北野のことを考えていた。ずっと。寝ても覚めてもってこういうことか。「死ね」って言われた。あれは本気だった。

でも俺は、たぶん、本当に死んだほうがよかった。


「――清見」


遠藤はいいなあと思う。目の前に立つ、すらっとした男前にはまるで悩みがないようで、「なんやねん」と机に顔を突っ伏した。


「めっちゃ機嫌悪いやん。どしたん?」

「べつに、そんなんちゃうし」

「あー?」


ふたりきりの保健室で、どうして北野を抱きしめてしまったのか、正直分からない。

けど、ああせずにはいられなかった。上手いこと言えなくてさ。伝えたいモノは身体中からこみ上げてくるのに、なにひとつ言葉にはならなくて、死ぬほどもどかしかったんだよ。

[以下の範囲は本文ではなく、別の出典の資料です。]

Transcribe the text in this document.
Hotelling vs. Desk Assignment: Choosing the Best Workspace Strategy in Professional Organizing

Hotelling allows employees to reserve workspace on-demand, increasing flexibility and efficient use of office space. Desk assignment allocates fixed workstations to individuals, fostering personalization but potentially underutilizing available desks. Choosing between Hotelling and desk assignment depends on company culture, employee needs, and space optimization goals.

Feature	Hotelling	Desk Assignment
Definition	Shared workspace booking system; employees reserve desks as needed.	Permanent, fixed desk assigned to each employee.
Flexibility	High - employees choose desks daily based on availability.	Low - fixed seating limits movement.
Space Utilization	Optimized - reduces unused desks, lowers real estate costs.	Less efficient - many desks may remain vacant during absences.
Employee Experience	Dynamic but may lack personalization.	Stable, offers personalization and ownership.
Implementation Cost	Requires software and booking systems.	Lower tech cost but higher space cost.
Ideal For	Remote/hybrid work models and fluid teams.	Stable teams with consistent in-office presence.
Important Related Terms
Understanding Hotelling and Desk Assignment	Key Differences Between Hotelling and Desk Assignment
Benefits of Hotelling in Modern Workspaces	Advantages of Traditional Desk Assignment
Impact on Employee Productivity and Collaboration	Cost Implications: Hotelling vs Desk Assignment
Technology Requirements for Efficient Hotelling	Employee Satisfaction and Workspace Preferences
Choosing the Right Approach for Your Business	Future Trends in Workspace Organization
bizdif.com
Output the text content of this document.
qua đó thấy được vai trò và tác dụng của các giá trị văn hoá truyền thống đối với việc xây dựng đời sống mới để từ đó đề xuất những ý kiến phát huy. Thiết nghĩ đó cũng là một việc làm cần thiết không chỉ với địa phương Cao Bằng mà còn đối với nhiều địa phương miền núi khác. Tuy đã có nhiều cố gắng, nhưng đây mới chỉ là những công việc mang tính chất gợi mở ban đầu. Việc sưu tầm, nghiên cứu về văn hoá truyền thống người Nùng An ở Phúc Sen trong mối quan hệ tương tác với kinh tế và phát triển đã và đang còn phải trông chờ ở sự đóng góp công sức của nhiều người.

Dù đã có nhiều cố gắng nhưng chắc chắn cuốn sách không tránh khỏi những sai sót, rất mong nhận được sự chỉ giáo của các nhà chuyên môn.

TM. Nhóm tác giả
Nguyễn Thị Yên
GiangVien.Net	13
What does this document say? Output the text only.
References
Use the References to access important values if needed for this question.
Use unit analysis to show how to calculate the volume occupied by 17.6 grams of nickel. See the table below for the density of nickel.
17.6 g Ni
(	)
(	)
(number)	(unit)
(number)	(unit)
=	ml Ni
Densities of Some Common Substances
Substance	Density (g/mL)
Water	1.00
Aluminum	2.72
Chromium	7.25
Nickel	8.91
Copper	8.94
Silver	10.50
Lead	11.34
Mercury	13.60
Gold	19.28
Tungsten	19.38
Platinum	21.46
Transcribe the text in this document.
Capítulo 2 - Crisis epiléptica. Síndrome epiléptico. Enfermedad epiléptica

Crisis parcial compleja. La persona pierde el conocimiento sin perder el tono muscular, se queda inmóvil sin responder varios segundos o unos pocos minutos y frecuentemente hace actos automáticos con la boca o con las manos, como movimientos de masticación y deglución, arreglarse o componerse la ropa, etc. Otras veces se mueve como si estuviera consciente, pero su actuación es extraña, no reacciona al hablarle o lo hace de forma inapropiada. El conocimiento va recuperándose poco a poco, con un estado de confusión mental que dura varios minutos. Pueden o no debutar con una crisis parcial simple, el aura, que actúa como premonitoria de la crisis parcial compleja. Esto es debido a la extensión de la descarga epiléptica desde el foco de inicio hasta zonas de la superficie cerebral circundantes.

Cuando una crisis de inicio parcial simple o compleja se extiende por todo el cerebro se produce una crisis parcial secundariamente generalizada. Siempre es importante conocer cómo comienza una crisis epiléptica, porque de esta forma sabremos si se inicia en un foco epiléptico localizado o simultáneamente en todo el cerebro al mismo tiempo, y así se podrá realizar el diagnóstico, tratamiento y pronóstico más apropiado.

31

それでも、北野はすっぽり収まってくれた。意外と小せえんだ。いつも堂々としているから、もっとでかいイメージだった。でかいって、人間性がさ。どう足掻いても敵わねえ感じ。


『――清見だけはとられたくない』


何度だって再生される、あの凛とした声。

北野のこと、特別だとは、思っている。恋愛とか、そういうのかどうかはよく分かんねえけど、特別だ。だから、この言葉はすげえ嬉しかった。

小雪さんと寝て、見事にばれて、死ねって言われて。終わったと思ったよ。なのに北野は、そんなことを言ってくれたんだぜ。奇跡だ。

俺だって、北野だけはとられたくねえよ。誰にって訊かれても、ぴんと来ねえけど。